Un peu de sang neuf cette semaine dans Fear itself, puisque cet épisode a été écrit par Steve Niles (le comics 30 Jours de Nuit) et réalisé par Darren Lynn Bousman, réalisateur (enfin si on veut) de Saw 2, 3, 4… Après une intro plutôt efficace dans laquelle le spectateur est aussi perdu que l’héroïne, l’intrigue (un Cloverfield à la sauce zombies) se met rapidement en place, alternant scènes en direct et flashbacks sur la soirée du réveillon (servant de clé pour comprendre le twist final). Et dès la fin du générique, le naturel reprend malheureusement le dessus. J’étais plutôt intrigué de découvrir le travail de Bousman sur autre chose que la saga Saw et ses figures imposées, espérant que le jeune réalisateur s’en sortirait mieux. Hélas, ce New Year’s Day prouve définitivement que Bousman est un très mauvais réalisateur. Affligé d’une immonde photo bleutée ou verte comme dans Saw 4, l’épisode est déjà extrêmement moche et on ne distingue pas grand-chose. Et Bousman n’a toujours pas appris à tenir une caméra, secouant celle-ci dans tous les sens, bannissant les plans de plus de deux dixièmes de seconde (en tout cas pour la partie se déroulant dans le présent, les flashbacks sont bien plus posés et mieux réalisés). Du coup on enrage, et même si l’épisode a l’air d’être assez gore, c’est difficile à vérifier vu qu’on ne voit rien. Le twist final est quant à lui assez marrant mais très peu crédible. Au suivant !
Note : 3/10


j’étais assez satisfait des Masters of horror, mais Fear itself non merci!

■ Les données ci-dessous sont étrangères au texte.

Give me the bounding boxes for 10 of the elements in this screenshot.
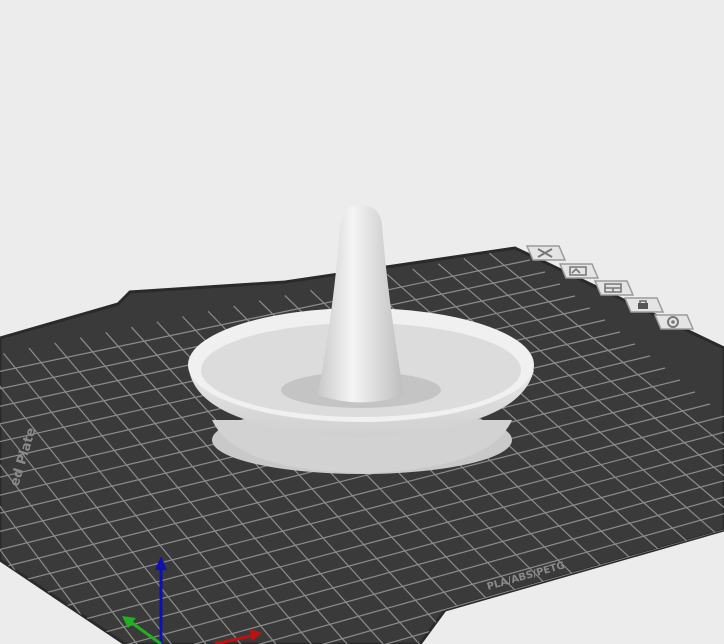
layout-button[interactable] <box>594 280 634 296</box>
close-button[interactable] <box>526 245 566 261</box>
lock-button[interactable] <box>624 297 664 313</box>
picture-button[interactable] <box>558 263 600 279</box>
settings-icon <box>667 316 679 328</box>
lock-icon <box>638 300 648 309</box>
settings-button[interactable] <box>654 314 694 330</box>
picture-icon <box>569 266 587 276</box>
layout-icon <box>604 283 622 293</box>
close-icon <box>537 248 553 258</box>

Carrement ridicule c’est vrai.
, mais c’est pas mal !
Par contre sans vouloir aller plus vite que la musique, l’episode « Skin and bones » m’a redonne espoir dans la serie.
Certe ce n’est pas « La fin absolue du monde »
Wait and see pour le reste…
Pas encore vu « Skin and Bones », mais j’avoue avoir du mal à me motiver pour regarder la suite, même si j’ai été agréablement surpris par « Community ».